I've still got an official decsystem10 BLISS-10 Programmer's Reference Manual for Version 4 published by DEC in 1974, although it doesn't look used, so I must have been working from an earlier edition most of the time. I think page 1-1 is worth reproducing:
CHAPTER 1
LANGUAGE DEFINITION
1.1 AN EXPRESSION LANGUAGE
The programming language BLISS-10 enables programmers (persons who converse in a programming language) to construct text (programs) which evoke computations to transform input into a desired result. Programs written in BLISS-10 consist of declarations, which establish structure, and expressions sequenced to compute results. Expressions in BLISS-10 can assume remarkably complex forms built up from elementary forms; but regardless of their complexity every expression computes a value. This notion, that a BLISS-10 program consists solely of declarations and expressions, and that these expressions can become arbitrarily complex yet compute a single value during the execution of the program, represents a key concept the reader must understand to properly construct programs in BLISS-10 and fully exploit its power. The concept of a statement prevalent in many programming languages has no meaning in BLISS-10. In reading this manual the reader should strive to master the implications and meaning of the following statement:
BLISS-10 is an expression language.
Once in a while I miss that in Python. A consequence of this was no go-to's in BLISS. Instead of 'go-to', the original BLISS had 8 different 'escape' instructions to break different types of control structures, but by the time I used it you could label expressions and use that label to break out of them.

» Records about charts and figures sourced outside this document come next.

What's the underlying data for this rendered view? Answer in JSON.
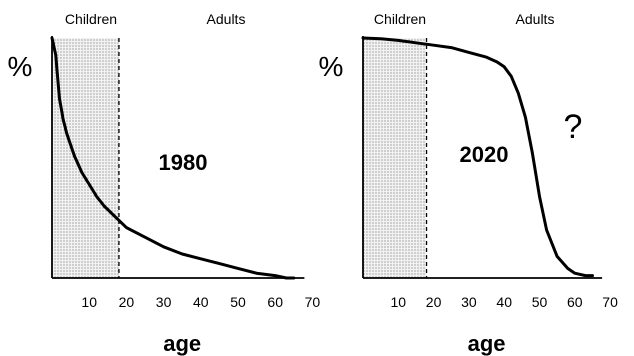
{
  "chart_data": [
    {
      "type": "line",
      "title": "1980",
      "xlabel": "age",
      "ylabel": "%",
      "xlim": [
        0,
        70
      ],
      "xticks": [
        10,
        20,
        30,
        40,
        50,
        60,
        70
      ],
      "shaded_region": {
        "from": 0,
        "to": 18,
        "pattern": "dotted"
      },
      "region_labels": [
        "Children",
        "Adults"
      ],
      "annotation": "",
      "x": [
        0,
        1,
        2,
        3,
        4,
        6,
        8,
        10,
        12,
        14,
        16,
        18,
        20,
        25,
        30,
        35,
        40,
        45,
        50,
        55,
        60,
        63,
        65
      ],
      "y": [
        100,
        93,
        75,
        66,
        60,
        51,
        44,
        39,
        34,
        30,
        27,
        24,
        21,
        17,
        13,
        10,
        8,
        6,
        4,
        2,
        1,
        0,
        0
      ]
    },
    {
      "type": "line",
      "title": "2020",
      "xlabel": "age",
      "ylabel": "%",
      "xlim": [
        0,
        70
      ],
      "xticks": [
        10,
        20,
        30,
        40,
        50,
        60,
        70
      ],
      "shaded_region": {
        "from": 0,
        "to": 18,
        "pattern": "dotted"
      },
      "region_labels": [
        "Children",
        "Adults"
      ],
      "annotation": "?",
      "x": [
        0,
        5,
        10,
        15,
        20,
        25,
        30,
        35,
        38,
        40,
        42,
        44,
        46,
        48,
        50,
        52,
        55,
        58,
        60,
        63,
        65
      ],
      "y": [
        100,
        99.7,
        99,
        98,
        97,
        96,
        94,
        92,
        90,
        88,
        84,
        77,
        67,
        52,
        34,
        20,
        9,
        4,
        2,
        1,
        1
      ]
    }
  ]
}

BLISS also had coroutines, which I tried out and remember thinking were neat. I'm still waiting for just the right application for coroutines.
BLISS was developed by W. A. Wulf at CMU who was involved in a number of programming language activities there. You may have heard of HYDRA and Tartan Laboratories which he led. I still fondly recall Harbison & Steele's C, a reference Manual that came out of that work. Work on BLISS started in 1969 or 1970, possibly slightly before C began at Bell Labs, so the idea of a language suitable for writing systems software was being discussed, but was far from an accepted idea at the time.
References:
W.A. Wulf, BLISS reference manual :
a basic language for implementation of system software for the PDP-10 /, 1971.
"BLISS: A Language for Systems Programming", W. A. Wulf et al, CACM 14(12):780-790 (Dec 1971).
BLISS-10 Programmer's Reference Manual DEC-10-LBRMA-A-D, Digital Equipment Corporation, Maynard, MA. 1974.